The fan-like solar panels are specially designed for Mars' weak sunlight, caused by the planet's distance from the Sun and its dusty, thin atmosphere.

The panels will power InSight for at least one Martian year (two Earth years) for the first mission dedicated to studying Mars' deep interior.

"Think of InSight as Mars' first health check-up in more than 4.5 billion years," said Bruce Banerdt of JPL, the mission's principal investigator. "We'll study its pulse by 'listening' for marsquakes with a seismometer. We'll take its temperature with a heat probe.

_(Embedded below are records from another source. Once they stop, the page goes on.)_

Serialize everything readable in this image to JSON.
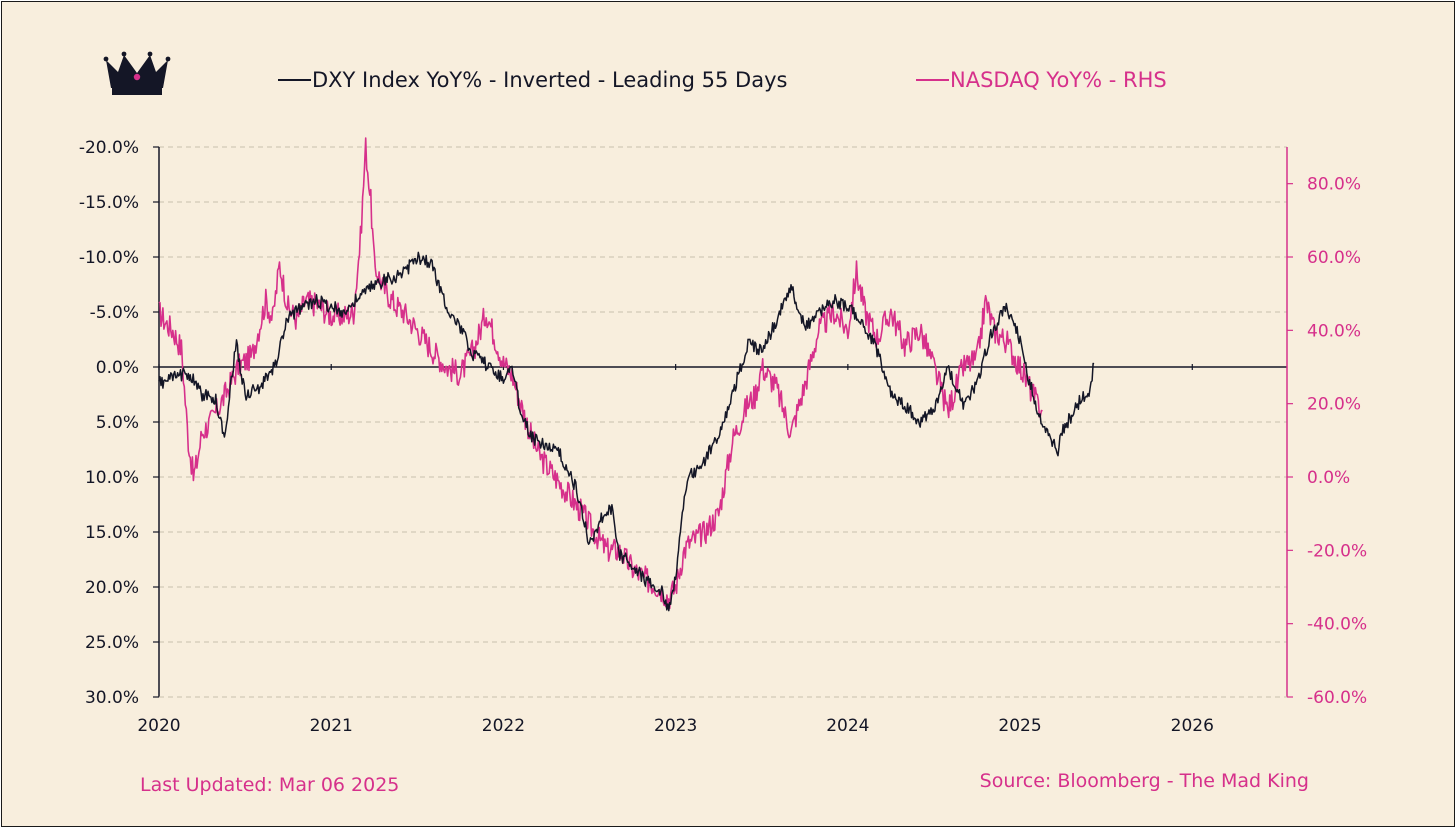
{
  "colors": {
    "background": "#f8eedd",
    "dxy": "#141626",
    "nasdaq": "#d6308b",
    "grid": "#c9c0ad"
  },
  "logo_icon": "crown-icon",
  "footer": {
    "updated": "Last Updated: Mar 06 2025",
    "source": "Source: Bloomberg - The Mad King"
  },
  "chart_data": {
    "type": "line",
    "title": "",
    "legend": {
      "placement": "top",
      "entries": [
        "DXY Index YoY% - Inverted - Leading 55 Days",
        "NASDAQ YoY% - RHS"
      ]
    },
    "grid": "horizontal dashed",
    "x_axis": {
      "range": [
        2020,
        2026.55
      ],
      "ticks": [
        "2020",
        "2021",
        "2022",
        "2023",
        "2024",
        "2025",
        "2026"
      ]
    },
    "y_left": {
      "inverted": true,
      "range": [
        -20,
        30
      ],
      "ticks": [
        "-20.0%",
        "-15.0%",
        "-10.0%",
        "-5.0%",
        "0.0%",
        "5.0%",
        "10.0%",
        "15.0%",
        "20.0%",
        "25.0%",
        "30.0%"
      ],
      "values": [
        -20,
        -15,
        -10,
        -5,
        0,
        5,
        10,
        15,
        20,
        25,
        30
      ]
    },
    "y_right": {
      "range": [
        -60,
        90
      ],
      "ticks": [
        "80.0%",
        "60.0%",
        "40.0%",
        "20.0%",
        "0.0%",
        "-20.0%",
        "-40.0%",
        "-60.0%"
      ],
      "values": [
        80,
        60,
        40,
        20,
        0,
        -20,
        -40,
        -60
      ]
    },
    "series": [
      {
        "name": "DXY Index YoY% - Inverted - Leading 55 Days",
        "axis": "left",
        "x": [
          2020.0,
          2020.08,
          2020.17,
          2020.25,
          2020.33,
          2020.38,
          2020.42,
          2020.45,
          2020.5,
          2020.58,
          2020.67,
          2020.75,
          2020.83,
          2020.92,
          2021.0,
          2021.08,
          2021.17,
          2021.25,
          2021.33,
          2021.42,
          2021.5,
          2021.58,
          2021.67,
          2021.75,
          2021.83,
          2021.92,
          2022.0,
          2022.05,
          2022.1,
          2022.17,
          2022.25,
          2022.33,
          2022.42,
          2022.5,
          2022.58,
          2022.63,
          2022.67,
          2022.75,
          2022.83,
          2022.92,
          2022.96,
          2023.0,
          2023.05,
          2023.08,
          2023.17,
          2023.25,
          2023.33,
          2023.42,
          2023.5,
          2023.58,
          2023.67,
          2023.75,
          2023.83,
          2023.92,
          2024.0,
          2024.08,
          2024.17,
          2024.25,
          2024.33,
          2024.42,
          2024.5,
          2024.58,
          2024.67,
          2024.75,
          2024.83,
          2024.92,
          2025.0,
          2025.05,
          2025.1,
          2025.17,
          2025.22,
          2025.25,
          2025.3,
          2025.35,
          2025.4,
          2025.43
        ],
        "values": [
          1.5,
          1.0,
          0.5,
          2.5,
          3.0,
          6.5,
          1.0,
          -2.0,
          2.5,
          2.0,
          0.0,
          -4.5,
          -5.5,
          -6.0,
          -5.5,
          -5.0,
          -6.5,
          -7.5,
          -8.0,
          -8.5,
          -10.0,
          -9.5,
          -5.5,
          -3.5,
          -1.0,
          0.0,
          1.0,
          0.0,
          4.0,
          6.5,
          7.0,
          8.0,
          11.0,
          16.0,
          13.5,
          13.0,
          17.0,
          18.0,
          19.5,
          20.5,
          22.0,
          19.0,
          12.0,
          10.0,
          8.5,
          6.0,
          2.5,
          -2.0,
          -1.5,
          -4.0,
          -7.5,
          -3.5,
          -5.0,
          -6.0,
          -5.5,
          -4.0,
          -1.5,
          2.5,
          3.5,
          5.0,
          4.0,
          0.0,
          3.5,
          1.5,
          -3.0,
          -5.5,
          -2.5,
          1.0,
          4.0,
          6.5,
          7.5,
          5.5,
          4.5,
          3.0,
          2.5,
          -0.3
        ]
      },
      {
        "name": "NASDAQ YoY% - RHS",
        "axis": "right",
        "x": [
          2020.0,
          2020.04,
          2020.08,
          2020.13,
          2020.17,
          2020.2,
          2020.22,
          2020.25,
          2020.3,
          2020.38,
          2020.46,
          2020.54,
          2020.62,
          2020.66,
          2020.7,
          2020.75,
          2020.8,
          2020.85,
          2020.92,
          2021.0,
          2021.08,
          2021.13,
          2021.17,
          2021.2,
          2021.23,
          2021.25,
          2021.3,
          2021.37,
          2021.42,
          2021.5,
          2021.58,
          2021.67,
          2021.75,
          2021.83,
          2021.9,
          2021.95,
          2022.0,
          2022.05,
          2022.1,
          2022.17,
          2022.22,
          2022.3,
          2022.38,
          2022.46,
          2022.54,
          2022.6,
          2022.67,
          2022.75,
          2022.83,
          2022.9,
          2022.96,
          2023.0,
          2023.05,
          2023.08,
          2023.17,
          2023.25,
          2023.33,
          2023.42,
          2023.46,
          2023.5,
          2023.58,
          2023.67,
          2023.75,
          2023.83,
          2023.92,
          2024.0,
          2024.05,
          2024.1,
          2024.17,
          2024.25,
          2024.33,
          2024.42,
          2024.5,
          2024.58,
          2024.67,
          2024.75,
          2024.8,
          2024.85,
          2024.92,
          2025.0,
          2025.05,
          2025.1,
          2025.13
        ],
        "values": [
          45.0,
          42.0,
          40.0,
          35.0,
          10.0,
          0.0,
          4.0,
          12.0,
          15.0,
          22.0,
          30.0,
          33.0,
          48.0,
          43.0,
          58.0,
          46.0,
          43.0,
          48.0,
          47.0,
          44.0,
          44.0,
          45.0,
          65.0,
          90.0,
          75.0,
          58.0,
          52.0,
          47.0,
          45.0,
          40.0,
          35.0,
          30.0,
          28.0,
          35.0,
          45.0,
          38.0,
          31.0,
          28.0,
          20.0,
          10.0,
          5.0,
          0.0,
          -5.0,
          -10.0,
          -16.0,
          -20.0,
          -20.0,
          -25.0,
          -28.0,
          -30.0,
          -33.0,
          -30.0,
          -20.0,
          -18.0,
          -15.0,
          -10.0,
          10.0,
          20.0,
          22.0,
          30.0,
          25.0,
          12.0,
          25.0,
          40.0,
          45.0,
          40.0,
          56.0,
          45.0,
          38.0,
          45.0,
          36.0,
          40.0,
          30.0,
          18.0,
          30.0,
          32.0,
          48.0,
          40.0,
          37.0,
          30.0,
          25.0,
          20.0,
          18.0
        ]
      }
    ]
  }
}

And we'll check its reflexes with a radio experiment."

Technicians at Lockheed Martin Space installed a microchip with 1.6 million names submitted by the public to ride along with NASA's InSight mission to Mars.

The microchip joins a chip containing almost 827,000 names that was glued to the top of InSight back in 2015, adding up to a total of about 2.4 million names going to Mars. "It's a fun way for the public to feel personally invested in the mission," Banerdt said. "We're happy to have them along for the ride."

The chips were inscribed at JPL's Microdevices Laboratory, which has added names and images to a number of spacecraft, including the Mars Spirit, Opportunity and Curiosity rovers.

Each character on the InSight microchips is just 400 nanometers wide. Compare that to a human hair, 100,000 nanometers wide, or a red blood cell, 8,000 nanometers wide.